The company encountered challenges in the quarter, thanks to unfavorable comparisons with the year-ago quarter wherein it witnessed pandemic-induced spike in pantry loading. That being said, net sales performance was better than 2019 levels (pre-pandemic period). The company is seeing sustained increase in the number of Americans preparing and eating meals at home compared with pre-pandemic levels. However, management is seeing adverse impacts stemming from inflation on key input costs across its portfolio.

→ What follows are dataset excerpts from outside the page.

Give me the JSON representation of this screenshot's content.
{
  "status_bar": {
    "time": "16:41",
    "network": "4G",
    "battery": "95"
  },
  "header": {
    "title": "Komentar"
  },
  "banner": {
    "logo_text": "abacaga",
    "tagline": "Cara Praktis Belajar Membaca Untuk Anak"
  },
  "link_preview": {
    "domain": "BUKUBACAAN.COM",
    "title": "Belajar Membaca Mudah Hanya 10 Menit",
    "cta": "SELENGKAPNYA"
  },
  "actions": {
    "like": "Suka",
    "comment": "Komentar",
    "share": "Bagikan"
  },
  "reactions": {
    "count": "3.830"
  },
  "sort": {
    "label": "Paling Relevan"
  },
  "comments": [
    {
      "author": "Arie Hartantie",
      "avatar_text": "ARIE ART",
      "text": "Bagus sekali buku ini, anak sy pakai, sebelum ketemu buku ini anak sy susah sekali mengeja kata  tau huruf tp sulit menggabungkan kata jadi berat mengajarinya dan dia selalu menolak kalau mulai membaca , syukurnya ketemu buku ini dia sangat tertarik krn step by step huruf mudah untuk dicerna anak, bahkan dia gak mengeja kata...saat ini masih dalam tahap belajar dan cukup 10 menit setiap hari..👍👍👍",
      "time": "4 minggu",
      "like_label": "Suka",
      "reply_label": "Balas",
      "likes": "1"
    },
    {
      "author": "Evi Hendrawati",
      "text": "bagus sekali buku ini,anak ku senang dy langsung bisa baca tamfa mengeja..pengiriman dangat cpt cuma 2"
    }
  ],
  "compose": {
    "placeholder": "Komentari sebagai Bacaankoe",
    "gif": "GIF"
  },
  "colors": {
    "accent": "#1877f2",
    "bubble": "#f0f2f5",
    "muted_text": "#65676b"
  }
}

B&G Foods, Inc. Price, Consensus and EPS Surprise

B&G Foods, Inc. Price, Consensus and EPS Surprise
B&G Foods, Inc. Price, Consensus and EPS Surprise

B&G Foods, Inc. price-consensus-eps-surprise-chart | B&G Foods, Inc. Quote

Quarterly Highlights

The company posted adjusted earnings of 41 cents per share, which missed the Zacks Consensus Estimate of 44 cents. The bottom line declined from 71 cents reported in the year-ago quarter.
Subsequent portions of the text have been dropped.